The parameters for existing connections in C and input (co)variances in Σ are optimized iteratively such that the model FC0 and FC1 best fit their empirical counterparts, as illustrated in Fig. 2C. In practice, the model is calibrated by the estimated time constants τx in Fig. 1B, a single value for all ROIs per each subject and condition. This choice is motivated by our previous results for resting-state fMRI where no difference across ROI time constants was observed. An improvement would consist in estimating individual values for each ROI/subject/condition, but this is left for later work. From an initial homogeneous diagonal matrix Σ and effective connectivity C = 0, each optimization step aims to reduce the model error, defined as the matrix distance between the model and empirical FC0, plus the same matrix distance for FC1. The best fit corresponds to the minimum of the model error, which gives the estimated C and Σ for each subject and condition. In summary, the model inversion explains the observed spatiotemporal FC by means of Σ and C.

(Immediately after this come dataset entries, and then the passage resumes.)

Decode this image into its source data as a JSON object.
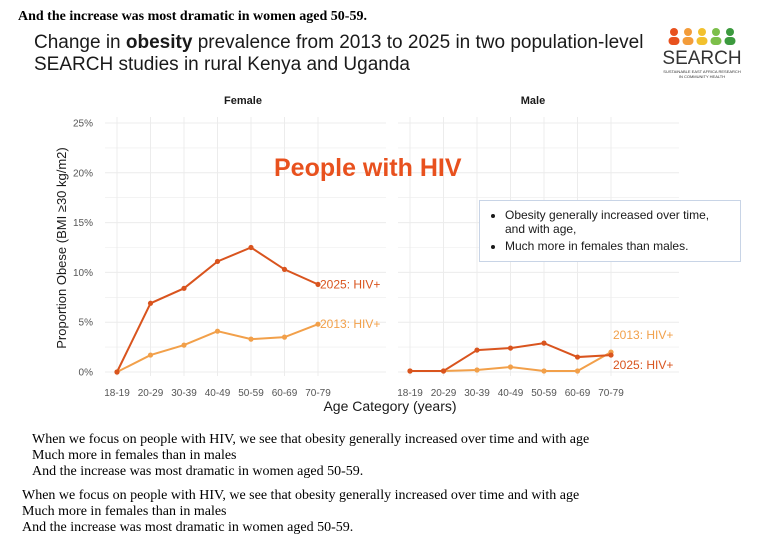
{
  "top_note": "And the increase was most dramatic in women aged 50-59.",
  "title": {
    "prefix": "Change in ",
    "bold": "obesity",
    "suffix": " prevalence from 2013 to 2025 in two population-level SEARCH studies in rural Kenya and Uganda"
  },
  "logo": {
    "text": "SEARCH",
    "subtitle_line1": "SUSTAINABLE EAST AFRICA RESEARCH",
    "subtitle_line2": "IN COMMUNITY HEALTH",
    "dot_colors": [
      "#e8511e",
      "#f39c3a",
      "#f2c12e",
      "#7cbf4a",
      "#3c9a3e"
    ]
  },
  "hiv_banner": "People with HIV",
  "callout": {
    "bullets": [
      "Obesity generally increased over time, and with age,",
      "Much more in females than males."
    ]
  },
  "colors": {
    "series_2025": "#d9541e",
    "series_2013": "#f2a04a",
    "grid": "#ececec",
    "axis_text": "#555555"
  },
  "chart_data": [
    {
      "type": "line",
      "panel_title": "Female",
      "categories": [
        "18-19",
        "20-29",
        "30-39",
        "40-49",
        "50-59",
        "60-69",
        "70-79"
      ],
      "ylabel": "Proportion Obese (BMI ≥30 kg/m2)",
      "ylim": [
        0,
        25
      ],
      "yticks": [
        "0%",
        "5%",
        "10%",
        "15%",
        "20%",
        "25%"
      ],
      "grid": true,
      "series": [
        {
          "name": "2025: HIV+",
          "values": [
            0,
            6.9,
            8.4,
            11.1,
            12.5,
            10.3,
            8.8
          ]
        },
        {
          "name": "2013: HIV+",
          "values": [
            0,
            1.7,
            2.7,
            4.1,
            3.3,
            3.5,
            4.8
          ]
        }
      ]
    },
    {
      "type": "line",
      "panel_title": "Male",
      "categories": [
        "18-19",
        "20-29",
        "30-39",
        "40-49",
        "50-59",
        "60-69",
        "70-79"
      ],
      "ylim": [
        0,
        25
      ],
      "grid": true,
      "series": [
        {
          "name": "2025: HIV+",
          "values": [
            0.1,
            0.1,
            2.2,
            2.4,
            2.9,
            1.5,
            1.7
          ]
        },
        {
          "name": "2013: HIV+",
          "values": [
            0.1,
            0.1,
            0.2,
            0.5,
            0.1,
            0.1,
            2.0
          ]
        }
      ]
    }
  ],
  "xlabel": "Age Category (years)",
  "paragraph1": [
    "When we focus on people with HIV, we see that obesity generally increased over time and with age",
    "Much more in females than in males",
    "And the increase was most dramatic in women aged 50-59."
  ],
  "paragraph2": [
    "When we focus on people with HIV, we see that obesity generally increased over time and with age",
    "Much more in females than in males",
    "And the increase was most dramatic in women aged 50-59."
  ]
}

The precision of the estimated parameters is limited by the number of time points in the BOLD signals, but this procedure unambiguously retrieves the model parameters for accurate empirical FC0 and FC1 observables. The iterative approach provides an advantage compared to multivariate autoregressive models applied directly to the data: it enhances the robustness of the estimation by reducing the number of estimated parameters (absent connections are kept equal to 0) and imposing constraints (non-negativity for C and Σ). Importantly, the model optimization takes network effects into account: EC weights are tuned together such that their joint update best drives the model toward the empirical FC matrices. It is also worth noting that we only retain information about the existence of connections from DSI; individual DSI values do not influence the corresponding values in C. In practice, EC directionality depends mainly on the time-shifted covariance FC1. Further details about the model and the optimization procedure are given in Methods.
The qualitative fit of the model is displayed in Fig. 3A (left panel) for FC0 and a single subject at rest. Quantified by the Pearson correlation coefficients between the model and empirical FC matrix elements, the model goodness of fit is summarized in the right panel of Fig. 3A for all subjects and the two conditions, which is very good for almost all cases with plotted values larger than 0.7 [29]. Importantly, we verify that the model captures the change in FC between the two conditions, as illustrated in Fig. 3B: the left panel provides the example for a subject and the right panel the summary for all subjects, as in Fig. 3A. Once again, the Pearson correlation between the model and empirical ΔFC (movie minus rest) is larger than 0.6 for most subjects. Moreover, the parametric p-values for the changes in FC0 matrix elements are in good agreement with their empirical counterparts in Fig. 3C, with an overall Pearson correlation coefficient of 0.8 with p < 10−10. Only elements corresponding to absent EC connections (in black) are not in good agreement; correcting SC with the addition of missing edges could improve this aspect, but this requires individual DSI data instead of the generic SC used here. To further verify the robustness of estimated parameters, we repeat the same estimation procedure using FC0 and FC2 with a time shift of 2 TR instead of FC0 and FC1 (with a 1 TR) as done so far. We found nearly identical Σ estimates and very similar C estimates (Fig. 3D), which agrees with our previous results for resting-state fMRI data [19].
To finally characterize how the model parameters respectively capture the FC statistics, we compare in Fig. 3E the model error for the four models combining the model estimates for the two conditions, rest and movie. The model error corresponding to the movie FC is decomposed into three components: the FC0 variances (on the matrix diagonal) and covariances (off-diagonal elements), as well as FC1 elements. The horizontal dotted line indicates the error for the M/M model, with the two estimates from the movie data. When the EC is changed for rest (M/R model), the fit for FC0 variances and covariances become worse, but only dramatically for a few subjects. However, the FC1 fit is worsen for many subjects. In contrast, changing Σ from movie to rest (M/R model) is particularly dramatic for FC0 variances; it also increases the error - compared to M/M - for FC0 covariances and FC1 for all subjects. Last, the R/R model with both rest estimates appears worse for FC1 and equally bad for FC0 elements. This illustrates that C and Σ are combined in shaping FC, so observed changes in FC requires a proper model inversion to interpret its “causes”, here local variability and network connectivity. In particular, a phenomenological analysis of empirical FC0 is not sufficient to estimate the change in cortical interactions, in the limit of the proposed dynamic model.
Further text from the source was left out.